Ariranha: onça das águas do Pantanal

Originária da América do Sul, mamífero está ameaçado de extinção

Foto Institucional Crédito: territorioselvagem
08 de Outubro de 2014

Conhecida como a onça das águas do Pantanal, a ariranha é um mamífero semiaquático ameaçado de extinção. Ela é a maior espécie da subfamília Lutrinae (as lontras) e pode chegar a medir cerca de 180 centímetros de comprimento, dos quais 65 compõem a cauda.

Originária da América do Sul, o habitat natural da ariranha são os rios da Amazônia e do Pantanal. Antes, a espécie ocorria em quase todos os rios tropicais e subtropicais da América do Sul. Atualmente, encontra-se extinta em 80% de sua distribuição original. Desmatamento, esgoto e lixo são alguns dos fatores responsáveis por seu desaparecimento. Populações remanescentes ocorrem em áreas isoladas, principalmente no Brasil, Peru e nas Guianas. No país, os principais santuários conhecidos da ariranha são os rios Negro e Aquidauana, no Pantanal, e o médio rio Araguaia, em especial o Parque Estadual do Cantão, com seus 843 lagos.

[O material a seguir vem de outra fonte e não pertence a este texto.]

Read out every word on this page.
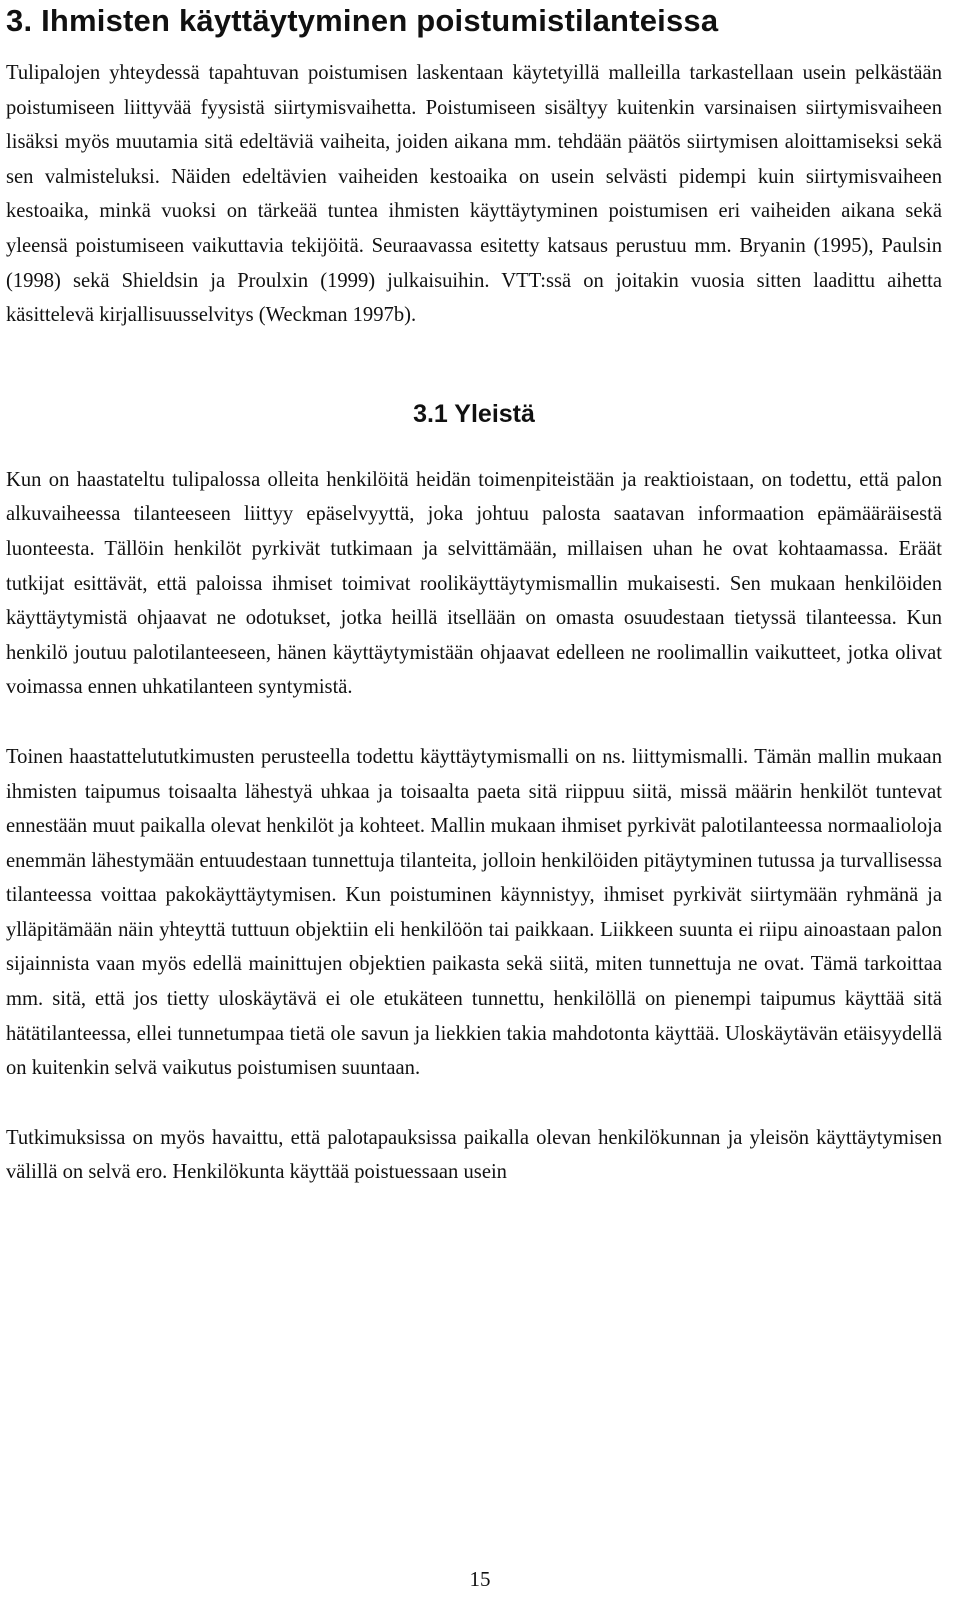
3. Ihmisten käyttäytyminen poistumistilanteissa

Tulipalojen yhteydessä tapahtuvan poistumisen laskentaan käytetyillä malleilla tarkastellaan usein pelkästään poistumiseen liittyvää fyysistä siirtymisvaihetta. Poistumiseen sisältyy kuitenkin varsinaisen siirtymisvaiheen lisäksi myös muutamia sitä edeltäviä vaiheita, joiden aikana mm. tehdään päätös siirtymisen aloittamiseksi sekä sen valmisteluksi. Näiden edeltävien vaiheiden kestoaika on usein selvästi pidempi kuin siirtymisvaiheen kestoaika, minkä vuoksi on tärkeää tuntea ihmisten käyttäytyminen poistumisen eri vaiheiden aikana sekä yleensä poistumiseen vaikuttavia tekijöitä. Seuraavassa esitetty katsaus perustuu mm. Bryanin (1995), Paulsin (1998) sekä Shieldsin ja Proulxin (1999) julkaisuihin. VTT:ssä on joitakin vuosia sitten laadittu aihetta käsittelevä kirjallisuusselvitys (Weckman 1997b).

3.1 Yleistä

Kun on haastateltu tulipalossa olleita henkilöitä heidän toimenpiteistään ja reaktioistaan, on todettu, että palon alkuvaiheessa tilanteeseen liittyy epäselvyyttä, joka johtuu palosta saatavan informaation epämääräisestä luonteesta. Tällöin henkilöt pyrkivät tutkimaan ja selvittämään, millaisen uhan he ovat kohtaamassa. Eräät tutkijat esittävät, että paloissa ihmiset toimivat roolikäyttäytymismallin mukaisesti. Sen mukaan henkilöiden käyttäytymistä ohjaavat ne odotukset, jotka heillä itsellään on omasta osuudestaan tietyssä tilanteessa. Kun henkilö joutuu palotilanteeseen, hänen käyttäytymistään ohjaavat edelleen ne roolimallin vaikutteet, jotka olivat voimassa ennen uhkatilanteen syntymistä.

Toinen haastattelututkimusten perusteella todettu käyttäytymismalli on ns. liittymismalli. Tämän mallin mukaan ihmisten taipumus toisaalta lähestyä uhkaa ja toisaalta paeta sitä riippuu siitä, missä määrin henkilöt tuntevat ennestään muut paikalla olevat henkilöt ja kohteet. Mallin mukaan ihmiset pyrkivät palotilanteessa normaalioloja enemmän lähestymään entuudestaan tunnettuja tilanteita, jolloin henkilöiden pitäytyminen tutussa ja turvallisessa tilanteessa voittaa pakokäyttäytymisen. Kun poistuminen käynnistyy, ihmiset pyrkivät siirtymään ryhmänä ja ylläpitämään näin yhteyttä tuttuun objektiin eli henkilöön tai paikkaan. Liikkeen suunta ei riipu ainoastaan palon sijainnista vaan myös edellä mainittujen objektien paikasta sekä siitä, miten tunnettuja ne ovat. Tämä tarkoittaa mm. sitä, että jos tietty uloskäytävä ei ole etukäteen tunnettu, henkilöllä on pienempi taipumus käyttää sitä hätätilanteessa, ellei tunnetumpaa tietä ole savun ja liekkien takia mahdotonta käyttää. Uloskäytävän etäisyydellä on kuitenkin selvä vaikutus poistumisen suuntaan.

Tutkimuksissa on myös havaittu, että palotapauksissa paikalla olevan henkilökunnan ja yleisön käyttäytymisen välillä on selvä ero. Henkilökunta käyttää poistuessaan usein

15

Sua excelente habilidade de se locomover na água deve-se à capacidade de adaptação ao ambiente em que vive e a diversas condições físicas, como patas curtas e espessas e cauda comprida e achatada. Os dedos das patas estão unidos por membranas interdigitais que facilitam os movimentos na água e, consequentemente, a caça às presas.

Ela alimenta-se, principalmente, de peixes caracídeos, como bagres, caranguejos e até mesmo piranhas. A espécie consome, por dia, cerca de 10% do seu peso corporal em alimento. Em condições de escassez, o animal caça pequenos jacarés e cobras, que podem inclusive ser pequenas sucuris. No seu habitat, as ariranhas adultas são predadores de topo da cadeia alimentar.

Social, a ariranha vive em grupos de até dez indivíduos, formados por um casal dominante e seus descendentes dos dois ou três últimos anos. As fêmeas normalmente entram no cio apenas uma vez por ano, podendo, no caso de perda da prole, ter dois cios. Após uma gestação de 60 dias, nascem de um a cinco filhotes por ninhada, os quais atingem maturidade sexual entre os dois e três anos de vida, quando deixam o grupo familiar para formar seus próprios grupos.